En Buenos Aires, San Paulo, Bogotá, Guatemala Capital, Ciudad de México y Santiago de Chile, Millward Brown realizó sincrónicamente la misma presentación, destinada a reflexionar sobre los últimos hallazgos de la neurociencia y sus implicancias en el marketing. En la Argentina hablaron Julio Fresno Aparicio, CEO de Millward Brown Argentina, y Lucas Waissmann y Julia González Treglia, directores de la agencia.
Pueden los recientes desarrollos en la investigación neurocientífica guiarnos hacia una comunicación más efectiva? Esa fue la pregunta que se planteó la consultora Millward Brown para diseñar la presentación que expuso simultáneamente en seis ciudades latinoamericanas.
Se presentaron hallazgos provenientes de estudios realizados por la compañía de investigación con foco en el neuromarketing, y su aporte a la teoría y práctica de la investigación de mercados. Se relacionaron, en la charla, conocimientos de marketing, la investigación al consumidor y la neurociencia, cada uno de ellos enfocados a la eficiencia publicitaria.
Julio Fresno Aparicio, CEO Millward Brown Argentina, dio la bienvenida a la presentación en la Argentina, y luego cedió la palabra a Lucas Waissmann. El director del área cualitativa de client service de la compañía en la Argentina habló sobre las variadas herramientas con las que cuenta hoy la neurociencia, de las que frecuentemente se dice que acabarán reemplazando la metodología de entrevistas para la investigación de mercado.
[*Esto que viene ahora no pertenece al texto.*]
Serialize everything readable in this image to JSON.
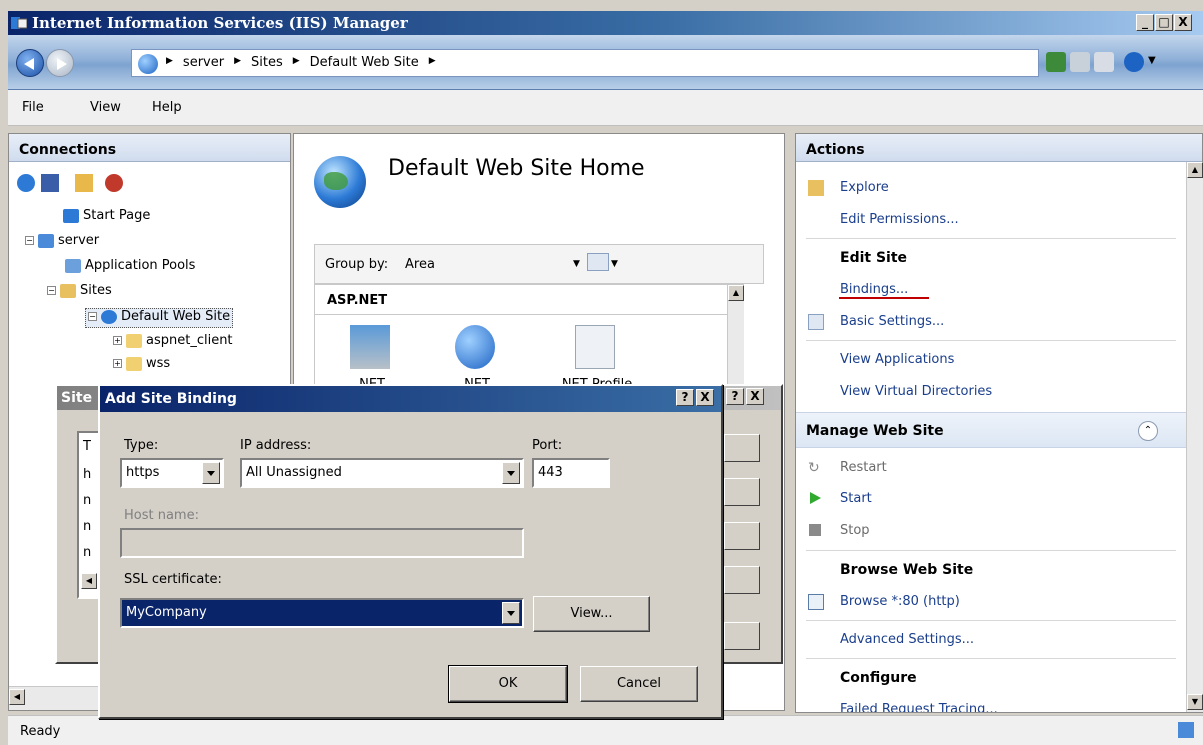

Entre estas herramientas innovadoras nombró a los exploradores de resonancia magnética (fMRI), al electroencefalograma (EEG), a una técnica de reconocimiento de las expresiones faciales (FACS: Facial Action Coding System), y probó que, por precisas que resulten estas herramientas, las interpretaciones -que quedan libradas a los sesgos de cada investigador- pueden estar erradas, por lo que estos dispositivos nunca podrán reemplazar el diálogo con los entrevistados.
Julia González Treglia, directora del área cuantitativa de client service, se explayó acerca de algunas conclusiones derivadas de investigaciones en psicología y en neurociencia. Afirmó que cuando se expone a las personas a una mayor cantidad de mensajes, menor es la recordación de cada uno por separado, de lo que se deduce que no obra a favor de la marca sobreexponer a los consumidores a múltiples mensajes.
También sostuvo que como la información en el cerebro se instala clasificándose en tres mega módulos, que son la emoción, la acción y el conocimiento, y como a los seres humanos les es necesario justificar racionalmente sus decisiones (aunque estén motivadas por las emociones), es preciso que una campaña destaque tanto los aspectos racionales como los emocionales.
Es fundamental crear asociaciones claras y simples con el mensaje específico que se busca transmitir, y no desviar la atención del consumidor del foco deseado.
Para culminar, González Treglia argumentó que la fragmentación de los medios no implica que los medios tradicionales estén desapareciendo, ya que al comparar el tiempo dedicado a los medios, tanto de los norteamericanos como de los argentinos, en 1955 y el año pasado, la porción de la torta que se llevó la televisión fue en el 2006 inclusive un poco más grande que en aquella época. "Los medios no se reemplazan; se van agregando", concluyó.